Without deduplication, small UI changes or repeated phrasing would spam the inbox. Overshow deduplicates using:

  • A content hash for exact or near-exact repeats.
  • Embedding similarity to collapse paraphrases and minor edits.
  • An app-scoped window so the same phrase in unrelated apps can still surface separately when appropriate.
  • A time window so legitimate revisits across days are not incorrectly suppressed.

The result is a steadier stream of distinct questions worth reviewing.

The defaults keep the most recent 1000 questions in memory, suppress matches for 24 hours, compare up to 100 recent neighbours per new question, and treat 0.85 cosine similarity as a paraphrase. Local operators can tune those controls with OVERSHOW_DEDUP_CACHE_SIZE, OVERSHOW_DEDUP_WINDOW_HOURS, OVERSHOW_DEDUP_MAX_SIMILARITY_CHECKS, and OVERSHOW_DEDUP_SIMILARITY_THRESHOLD.

Background processing

Question processing uses background workers that advance jobs through a multi-stage pipeline. Stages separate detection, retrieval, scoring, and notification so failures in one stage can retry without corrupting the whole pipeline.

This architecture keeps the desktop responsive while still scanning new captures continuously.

Stage Responsibility
Ingest New screen text, transcript segments, and UI snapshots become searchable.
Detect Heuristics flag interrogative or prompt-like spans per source.
Deduplicate Checks collapse repeated or paraphrased questions within a time window.
Retrieve and score Semantic search with time bounds; answer similarity ordering.
Notify Inbox updates for pending questions.
Why polling instead of only push triggers

The worker tolerates bursty capture (many frames or transcript windows in seconds) without over-subscribing resources. Stages can back off under load while preserving order.

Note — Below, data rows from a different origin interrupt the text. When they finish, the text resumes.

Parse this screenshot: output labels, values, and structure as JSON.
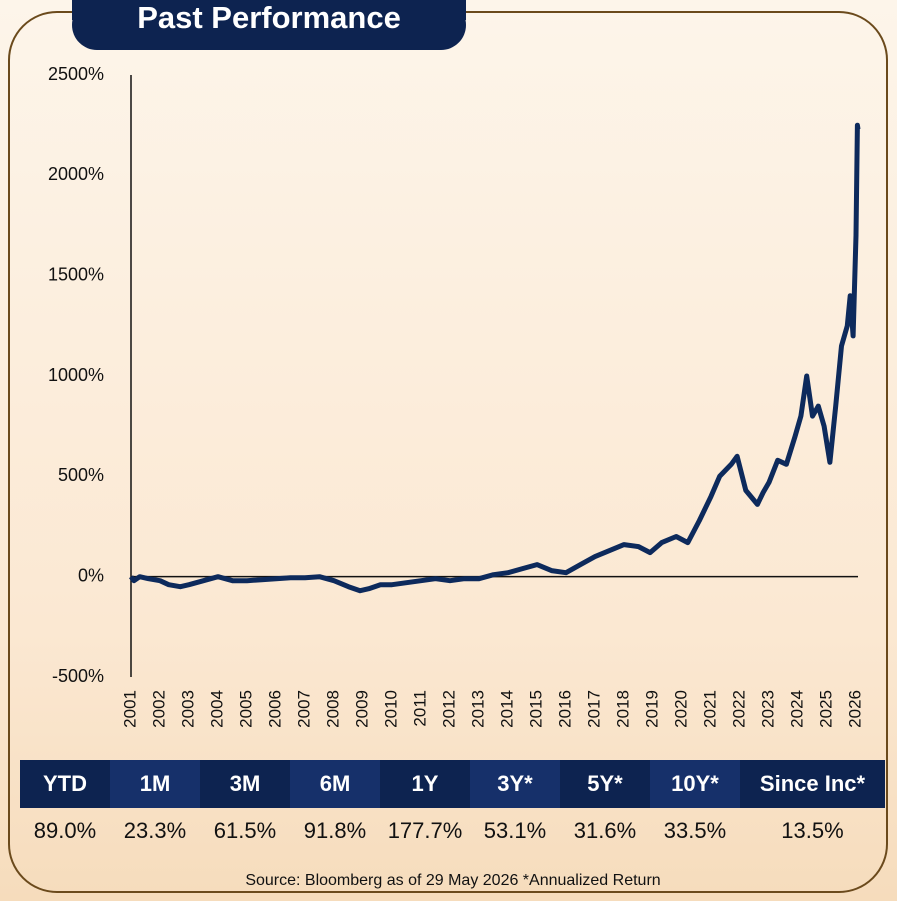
{
  "title": "Past Performance",
  "chart_data": {
    "type": "line",
    "x": [
      2001.0,
      2001.1,
      2001.3,
      2001.6,
      2002.0,
      2002.3,
      2002.7,
      2003.0,
      2003.5,
      2004.0,
      2004.5,
      2005.0,
      2005.5,
      2006.0,
      2006.5,
      2007.0,
      2007.5,
      2008.0,
      2008.5,
      2008.9,
      2009.2,
      2009.6,
      2010.0,
      2010.5,
      2011.0,
      2011.5,
      2012.0,
      2012.5,
      2013.0,
      2013.5,
      2014.0,
      2014.5,
      2015.0,
      2015.5,
      2016.0,
      2016.5,
      2017.0,
      2017.5,
      2018.0,
      2018.5,
      2018.9,
      2019.3,
      2019.8,
      2020.2,
      2020.6,
      2021.0,
      2021.3,
      2021.7,
      2021.9,
      2022.2,
      2022.6,
      2022.8,
      2023.0,
      2023.3,
      2023.6,
      2023.9,
      2024.1,
      2024.3,
      2024.5,
      2024.7,
      2024.9,
      2025.1,
      2025.3,
      2025.5,
      2025.7,
      2025.8,
      2025.9,
      2026.0,
      2026.05,
      2026.07
    ],
    "values": [
      0,
      -20,
      0,
      -10,
      -20,
      -40,
      -50,
      -40,
      -20,
      0,
      -20,
      -20,
      -15,
      -10,
      -5,
      -5,
      0,
      -20,
      -50,
      -70,
      -60,
      -40,
      -40,
      -30,
      -20,
      -10,
      -20,
      -10,
      -10,
      10,
      20,
      40,
      60,
      30,
      20,
      60,
      100,
      130,
      160,
      150,
      120,
      170,
      200,
      170,
      280,
      400,
      500,
      560,
      600,
      430,
      360,
      420,
      470,
      580,
      560,
      700,
      800,
      1000,
      800,
      850,
      750,
      570,
      850,
      1150,
      1250,
      1400,
      1200,
      1700,
      2250,
      2230
    ],
    "color": "#0d2a5c",
    "xlim": [
      2001,
      2026.07
    ],
    "xticks": [
      2001,
      2002,
      2003,
      2004,
      2005,
      2006,
      2007,
      2008,
      2009,
      2010,
      2011,
      2012,
      2013,
      2014,
      2015,
      2016,
      2017,
      2018,
      2019,
      2020,
      2021,
      2022,
      2023,
      2024,
      2025,
      2026
    ],
    "ylim": [
      -500,
      2500
    ],
    "yticks": [
      {
        "value": -500,
        "label": "-500%"
      },
      {
        "value": 0,
        "label": "0%"
      },
      {
        "value": 500,
        "label": "500%"
      },
      {
        "value": 1000,
        "label": "1000%"
      },
      {
        "value": 1500,
        "label": "1500%"
      },
      {
        "value": 2000,
        "label": "2000%"
      },
      {
        "value": 2500,
        "label": "2500%"
      }
    ]
  },
  "table": {
    "header": [
      "YTD",
      "1M",
      "3M",
      "6M",
      "1Y",
      "3Y*",
      "5Y*",
      "10Y*",
      "Since Inc*"
    ],
    "rows": [
      [
        "89.0%",
        "23.3%",
        "61.5%",
        "91.8%",
        "177.7%",
        "53.1%",
        "31.6%",
        "33.5%",
        "13.5%"
      ]
    ]
  },
  "source": "Source: Bloomberg as of 29 May 2026 *Annualized Return"
}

Configuration and feature availability

  • Question detection is currently force-off (see the warning at the top of this page). When the worker is rebuilt, the settings toggle and OVERSHOW_FLAG_QUESTION_WORKER env var will become the levers for enabling it again.
  • Ignored windows and excluded apps reduce signals: questions in those surfaces may not be detected.
  • Transcription stride and audio devices affect spoken questions; weak or muted audio produces fewer candidates.

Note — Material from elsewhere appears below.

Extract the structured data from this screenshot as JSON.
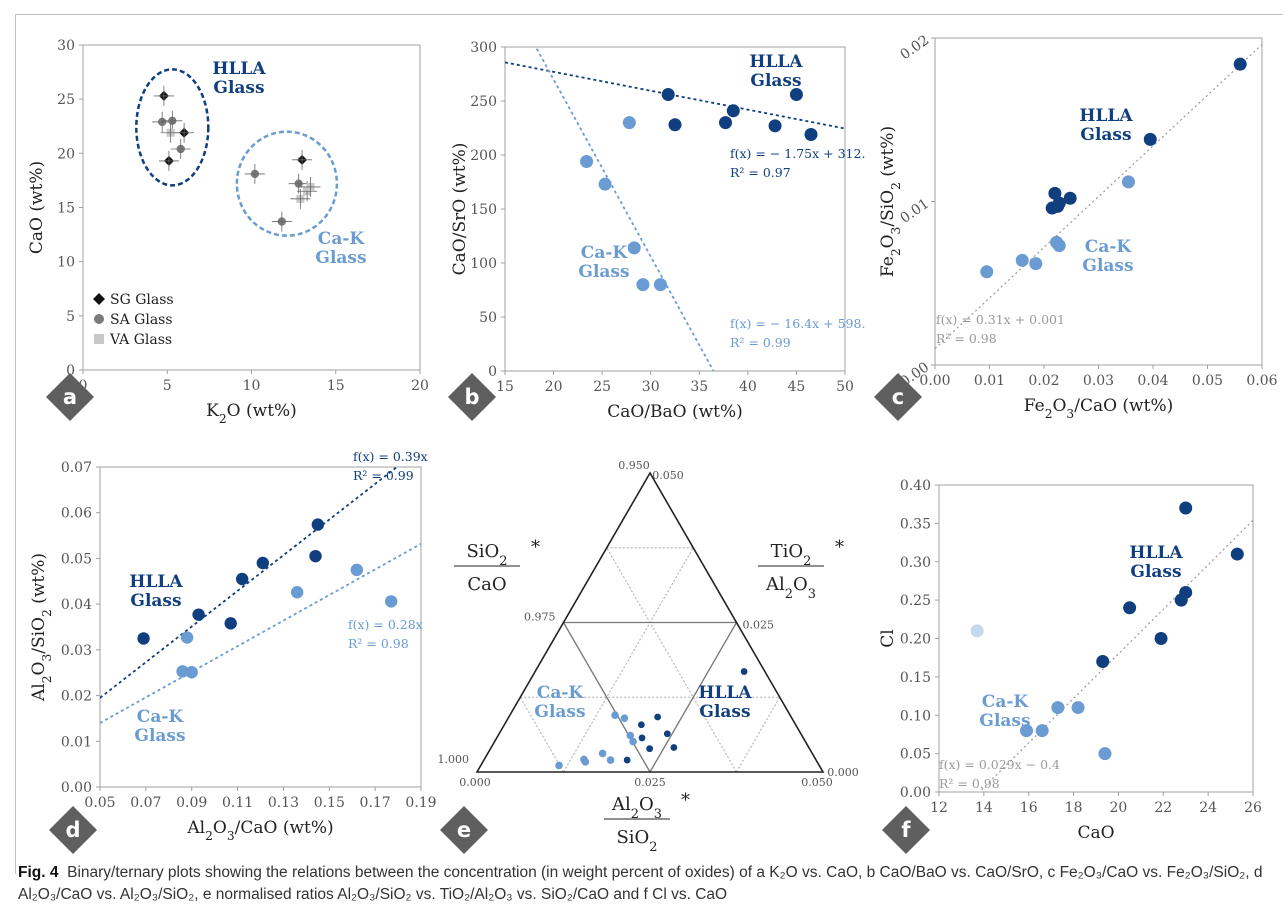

How quality improves over time

Question detection is index-dependent. As you capture more OCR, transcripts, and UI context, semantic search has richer targets, deduplication becomes more meaningful, and similarity scoring separates strong from weak matches more clearly. Early adopters often see a noticeable step change after a few dense workdays with capture enabled.

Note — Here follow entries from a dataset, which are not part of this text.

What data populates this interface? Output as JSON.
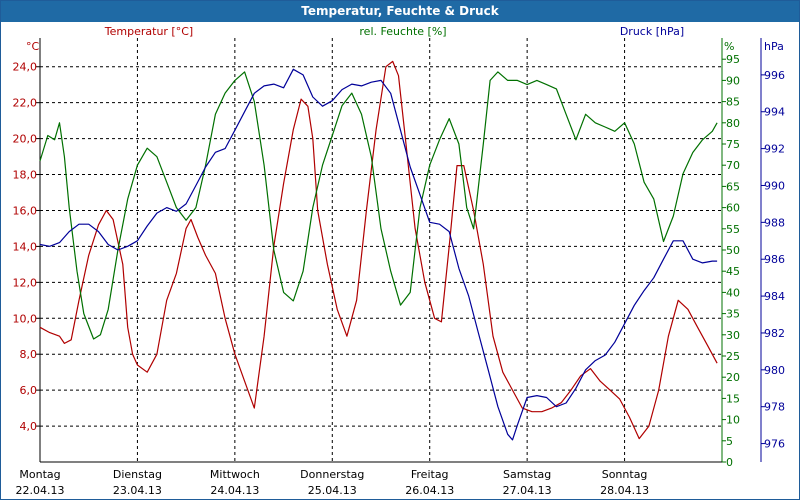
{
  "window": {
    "title": "Temperatur, Feuchte & Druck"
  },
  "chart_data": {
    "type": "line",
    "title": "Temperatur, Feuchte & Druck",
    "x_categories": [
      {
        "day": "Montag",
        "date": "22.04.13"
      },
      {
        "day": "Dienstag",
        "date": "23.04.13"
      },
      {
        "day": "Mittwoch",
        "date": "24.04.13"
      },
      {
        "day": "Donnerstag",
        "date": "25.04.13"
      },
      {
        "day": "Freitag",
        "date": "26.04.13"
      },
      {
        "day": "Samstag",
        "date": "27.04.13"
      },
      {
        "day": "Sonntag",
        "date": "28.04.13"
      }
    ],
    "grid": true,
    "axes": {
      "temperature": {
        "label": "Temperatur [°C]",
        "unit": "°C",
        "range": [
          2,
          25.6
        ],
        "ticks": [
          "4,0",
          "6,0",
          "8,0",
          "10,0",
          "12,0",
          "14,0",
          "16,0",
          "18,0",
          "20,0",
          "22,0",
          "24,0"
        ],
        "color": "#b00000"
      },
      "humidity": {
        "label": "rel. Feuchte [%]",
        "unit": "%",
        "range": [
          0,
          100
        ],
        "ticks": [
          "0",
          "5",
          "10",
          "15",
          "20",
          "25",
          "30",
          "35",
          "40",
          "45",
          "50",
          "55",
          "60",
          "65",
          "70",
          "75",
          "80",
          "85",
          "90",
          "95"
        ],
        "color": "#007000"
      },
      "pressure": {
        "label": "Druck [hPa]",
        "unit": "hPa",
        "range": [
          975,
          998
        ],
        "ticks": [
          "976",
          "978",
          "980",
          "982",
          "984",
          "986",
          "988",
          "990",
          "992",
          "994",
          "996"
        ],
        "color": "#000099"
      }
    },
    "series": [
      {
        "name": "Temperatur [°C]",
        "color": "#b00000",
        "points": [
          [
            0.0,
            9.5
          ],
          [
            0.1,
            9.2
          ],
          [
            0.2,
            9.0
          ],
          [
            0.25,
            8.6
          ],
          [
            0.32,
            8.8
          ],
          [
            0.4,
            11.0
          ],
          [
            0.5,
            13.5
          ],
          [
            0.6,
            15.2
          ],
          [
            0.68,
            16.0
          ],
          [
            0.75,
            15.5
          ],
          [
            0.85,
            13.0
          ],
          [
            0.9,
            9.5
          ],
          [
            0.95,
            8.0
          ],
          [
            1.0,
            7.4
          ],
          [
            1.1,
            7.0
          ],
          [
            1.2,
            8.0
          ],
          [
            1.3,
            11.0
          ],
          [
            1.4,
            12.5
          ],
          [
            1.5,
            15.0
          ],
          [
            1.55,
            15.5
          ],
          [
            1.62,
            14.5
          ],
          [
            1.7,
            13.5
          ],
          [
            1.8,
            12.5
          ],
          [
            1.9,
            10.0
          ],
          [
            2.0,
            8.0
          ],
          [
            2.1,
            6.5
          ],
          [
            2.2,
            5.0
          ],
          [
            2.3,
            9.0
          ],
          [
            2.4,
            14.0
          ],
          [
            2.5,
            17.5
          ],
          [
            2.6,
            20.5
          ],
          [
            2.68,
            22.2
          ],
          [
            2.75,
            21.8
          ],
          [
            2.8,
            20.0
          ],
          [
            2.85,
            16.0
          ],
          [
            2.95,
            13.0
          ],
          [
            3.05,
            10.5
          ],
          [
            3.15,
            9.0
          ],
          [
            3.25,
            11.0
          ],
          [
            3.35,
            16.0
          ],
          [
            3.45,
            20.5
          ],
          [
            3.55,
            24.0
          ],
          [
            3.62,
            24.3
          ],
          [
            3.68,
            23.5
          ],
          [
            3.75,
            20.0
          ],
          [
            3.85,
            15.0
          ],
          [
            3.95,
            12.0
          ],
          [
            4.05,
            10.0
          ],
          [
            4.12,
            9.8
          ],
          [
            4.2,
            14.0
          ],
          [
            4.28,
            18.5
          ],
          [
            4.35,
            18.5
          ],
          [
            4.45,
            16.0
          ],
          [
            4.55,
            13.0
          ],
          [
            4.65,
            9.0
          ],
          [
            4.75,
            7.0
          ],
          [
            4.85,
            6.0
          ],
          [
            4.95,
            5.0
          ],
          [
            5.05,
            4.8
          ],
          [
            5.15,
            4.8
          ],
          [
            5.25,
            5.0
          ],
          [
            5.35,
            5.3
          ],
          [
            5.45,
            6.0
          ],
          [
            5.55,
            6.8
          ],
          [
            5.65,
            7.2
          ],
          [
            5.75,
            6.5
          ],
          [
            5.85,
            6.0
          ],
          [
            5.95,
            5.5
          ],
          [
            6.05,
            4.5
          ],
          [
            6.15,
            3.3
          ],
          [
            6.25,
            4.0
          ],
          [
            6.35,
            6.0
          ],
          [
            6.45,
            9.0
          ],
          [
            6.55,
            11.0
          ],
          [
            6.65,
            10.5
          ],
          [
            6.75,
            9.5
          ],
          [
            6.85,
            8.5
          ],
          [
            6.95,
            7.5
          ]
        ]
      },
      {
        "name": "rel. Feuchte [%]",
        "color": "#007000",
        "points": [
          [
            0.0,
            71
          ],
          [
            0.08,
            77
          ],
          [
            0.15,
            76
          ],
          [
            0.2,
            80
          ],
          [
            0.25,
            72
          ],
          [
            0.3,
            60
          ],
          [
            0.38,
            45
          ],
          [
            0.45,
            35
          ],
          [
            0.55,
            29
          ],
          [
            0.62,
            30
          ],
          [
            0.7,
            36
          ],
          [
            0.8,
            50
          ],
          [
            0.9,
            62
          ],
          [
            1.0,
            70
          ],
          [
            1.1,
            74
          ],
          [
            1.2,
            72
          ],
          [
            1.3,
            66
          ],
          [
            1.4,
            60
          ],
          [
            1.5,
            57
          ],
          [
            1.6,
            60
          ],
          [
            1.7,
            70
          ],
          [
            1.8,
            82
          ],
          [
            1.9,
            87
          ],
          [
            2.0,
            90
          ],
          [
            2.1,
            92
          ],
          [
            2.2,
            85
          ],
          [
            2.3,
            70
          ],
          [
            2.4,
            50
          ],
          [
            2.5,
            40
          ],
          [
            2.6,
            38
          ],
          [
            2.7,
            45
          ],
          [
            2.8,
            60
          ],
          [
            2.9,
            70
          ],
          [
            3.0,
            77
          ],
          [
            3.1,
            84
          ],
          [
            3.2,
            87
          ],
          [
            3.3,
            82
          ],
          [
            3.4,
            72
          ],
          [
            3.5,
            55
          ],
          [
            3.6,
            45
          ],
          [
            3.7,
            37
          ],
          [
            3.8,
            40
          ],
          [
            3.9,
            60
          ],
          [
            4.0,
            70
          ],
          [
            4.1,
            76
          ],
          [
            4.2,
            81
          ],
          [
            4.3,
            75
          ],
          [
            4.38,
            60
          ],
          [
            4.45,
            55
          ],
          [
            4.55,
            75
          ],
          [
            4.62,
            90
          ],
          [
            4.7,
            92
          ],
          [
            4.8,
            90
          ],
          [
            4.9,
            90
          ],
          [
            5.0,
            89
          ],
          [
            5.1,
            90
          ],
          [
            5.2,
            89
          ],
          [
            5.3,
            88
          ],
          [
            5.4,
            82
          ],
          [
            5.5,
            76
          ],
          [
            5.6,
            82
          ],
          [
            5.7,
            80
          ],
          [
            5.8,
            79
          ],
          [
            5.9,
            78
          ],
          [
            6.0,
            80
          ],
          [
            6.1,
            75
          ],
          [
            6.2,
            66
          ],
          [
            6.3,
            62
          ],
          [
            6.4,
            52
          ],
          [
            6.5,
            58
          ],
          [
            6.6,
            68
          ],
          [
            6.7,
            73
          ],
          [
            6.8,
            76
          ],
          [
            6.9,
            78
          ],
          [
            6.95,
            80
          ]
        ]
      },
      {
        "name": "Druck [hPa]",
        "color": "#000099",
        "points": [
          [
            0.0,
            986.8
          ],
          [
            0.1,
            986.7
          ],
          [
            0.2,
            986.9
          ],
          [
            0.3,
            987.5
          ],
          [
            0.4,
            987.9
          ],
          [
            0.5,
            987.9
          ],
          [
            0.6,
            987.5
          ],
          [
            0.7,
            986.8
          ],
          [
            0.8,
            986.5
          ],
          [
            0.9,
            986.7
          ],
          [
            1.0,
            987.0
          ],
          [
            1.1,
            987.8
          ],
          [
            1.2,
            988.5
          ],
          [
            1.3,
            988.8
          ],
          [
            1.4,
            988.6
          ],
          [
            1.5,
            989.0
          ],
          [
            1.6,
            990.0
          ],
          [
            1.7,
            991.0
          ],
          [
            1.8,
            991.8
          ],
          [
            1.9,
            992.0
          ],
          [
            2.0,
            993.0
          ],
          [
            2.1,
            994.0
          ],
          [
            2.2,
            995.0
          ],
          [
            2.3,
            995.4
          ],
          [
            2.4,
            995.5
          ],
          [
            2.5,
            995.3
          ],
          [
            2.6,
            996.3
          ],
          [
            2.7,
            996.0
          ],
          [
            2.8,
            994.8
          ],
          [
            2.9,
            994.3
          ],
          [
            3.0,
            994.6
          ],
          [
            3.1,
            995.2
          ],
          [
            3.2,
            995.5
          ],
          [
            3.3,
            995.4
          ],
          [
            3.4,
            995.6
          ],
          [
            3.5,
            995.7
          ],
          [
            3.6,
            995.0
          ],
          [
            3.7,
            993.0
          ],
          [
            3.8,
            991.0
          ],
          [
            3.9,
            989.5
          ],
          [
            4.0,
            988.0
          ],
          [
            4.1,
            987.9
          ],
          [
            4.2,
            987.5
          ],
          [
            4.3,
            985.5
          ],
          [
            4.4,
            984.0
          ],
          [
            4.5,
            982.0
          ],
          [
            4.6,
            980.0
          ],
          [
            4.7,
            978.0
          ],
          [
            4.8,
            976.5
          ],
          [
            4.85,
            976.2
          ],
          [
            4.9,
            977.0
          ],
          [
            5.0,
            978.5
          ],
          [
            5.1,
            978.6
          ],
          [
            5.2,
            978.5
          ],
          [
            5.3,
            978.0
          ],
          [
            5.4,
            978.2
          ],
          [
            5.5,
            979.0
          ],
          [
            5.6,
            980.0
          ],
          [
            5.7,
            980.5
          ],
          [
            5.8,
            980.8
          ],
          [
            5.9,
            981.5
          ],
          [
            6.0,
            982.5
          ],
          [
            6.1,
            983.5
          ],
          [
            6.2,
            984.3
          ],
          [
            6.3,
            985.0
          ],
          [
            6.4,
            986.0
          ],
          [
            6.5,
            987.0
          ],
          [
            6.6,
            987.0
          ],
          [
            6.7,
            986.0
          ],
          [
            6.8,
            985.8
          ],
          [
            6.9,
            985.9
          ],
          [
            6.95,
            985.9
          ]
        ]
      }
    ]
  }
}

Tips for useful questions and answers

  • Work in captured apps for the material you might need again; if it was never indexed, no candidate can surface.
  • Speak clearly in meetings when you want spoken questions picked up; background noise and overlap reduce transcription quality.
  • Dismiss wrong candidates promptly; that keeps mental load low and prevents mistaking stale suggestions for current truth.
  • Accept strong matches to build confidence in retrieval; the product does not “train” on your clicks like a cloud ranker, but your habits align expectations with the index.
  • Review the inbox after large imports or new projects so deduplication windows do not hide genuinely new threads you care about.

Review workflow in practice

Step You Product
1. Capture Work normally in indexed apps OCR, audio windows, and AX snapshots accumulate
2. Detect (no action) Workers find question-like spans and enqueue review items
3. Suggest Open inbox Candidates appear ranked by similarity and recency
4. Decide Accept or dismiss State moves to resolved or dismissed; pending clears when you act
5. Continue Repeat Deduplication prevents the same wording from refilling the queue all day

Accepting does not send content to the cloud by itself; it records your choice against local state so the product reflects what you found useful.

Related concepts

Question detection complements meetings, search, and daily summaries: meetings supply long-form context, search is deliberate retrieval, and question detection is proactive nudging at the moment phrasing looks like a question.

If your role is support or incident response, pair question detection with strong capture of ticketing and runbooks: answers only appear when those artefacts were visible or spoken while capture was active.